The North American Electric Reliability Corp. on Sept. 4 revealed details of a March cyberattack that caused an electric utility’s control center in the western U.S. to briefly lose connections with parts of its system.
This marks the first time NERC has reported remote hackers interfered with U.S. grid networks.
In a “lessons learned” section on the organization’s website aimed at utility operators, NERC reported that a vulnerability in the perimeter firewalls protecting communications between the utility’s control center and multiple remote generation sites, and between equipment on these sites, was exploited. The hack “allowing an unauthenticated attacker to cause unexpected reboots of the devices.”
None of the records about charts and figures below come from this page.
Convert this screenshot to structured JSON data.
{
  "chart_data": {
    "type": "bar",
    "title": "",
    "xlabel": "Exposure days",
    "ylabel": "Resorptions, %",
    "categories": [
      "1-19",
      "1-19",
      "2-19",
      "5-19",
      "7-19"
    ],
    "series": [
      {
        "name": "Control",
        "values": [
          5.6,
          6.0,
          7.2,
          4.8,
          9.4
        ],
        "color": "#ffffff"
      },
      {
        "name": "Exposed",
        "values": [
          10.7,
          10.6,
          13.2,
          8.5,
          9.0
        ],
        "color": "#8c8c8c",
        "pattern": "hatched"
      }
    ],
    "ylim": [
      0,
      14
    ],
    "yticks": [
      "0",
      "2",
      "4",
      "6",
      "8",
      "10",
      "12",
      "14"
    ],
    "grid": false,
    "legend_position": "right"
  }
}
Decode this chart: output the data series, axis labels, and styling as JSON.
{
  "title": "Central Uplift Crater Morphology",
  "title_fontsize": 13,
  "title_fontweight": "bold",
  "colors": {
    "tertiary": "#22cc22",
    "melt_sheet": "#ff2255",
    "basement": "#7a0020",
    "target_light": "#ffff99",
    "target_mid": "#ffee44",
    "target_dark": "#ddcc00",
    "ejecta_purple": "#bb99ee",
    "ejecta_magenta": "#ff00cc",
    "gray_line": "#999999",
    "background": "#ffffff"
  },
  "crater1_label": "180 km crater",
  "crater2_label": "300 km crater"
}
NERC says the attack resulted in a denial of service “at a low-impact control center and multiple remote, low-impact generation sites,” and communications outages of under five-minute durations between field devices, and between the sites and the control center.
The March 5 event was first reported by E&E News in April. It affected California, Utah and Wyoming.
NERC says the attack had no impact on generation, but the utility’s monitoring system detected multiple communications interruptions at different sites over a 10-hour period.
A subsequent investigation revealed the cause, but not the source, of the intrusion.
NERC urges all utilities to have as few internet-facing devices as possible. They should also use a layered defense and employ redundancies for resilience.
NERC says the utility, which has not been publicly identified, implemented a firmware update to the firewall, which had been released prior to the incident, and has secured the breach. It is reviewing its patch approval procedures, NERC adds.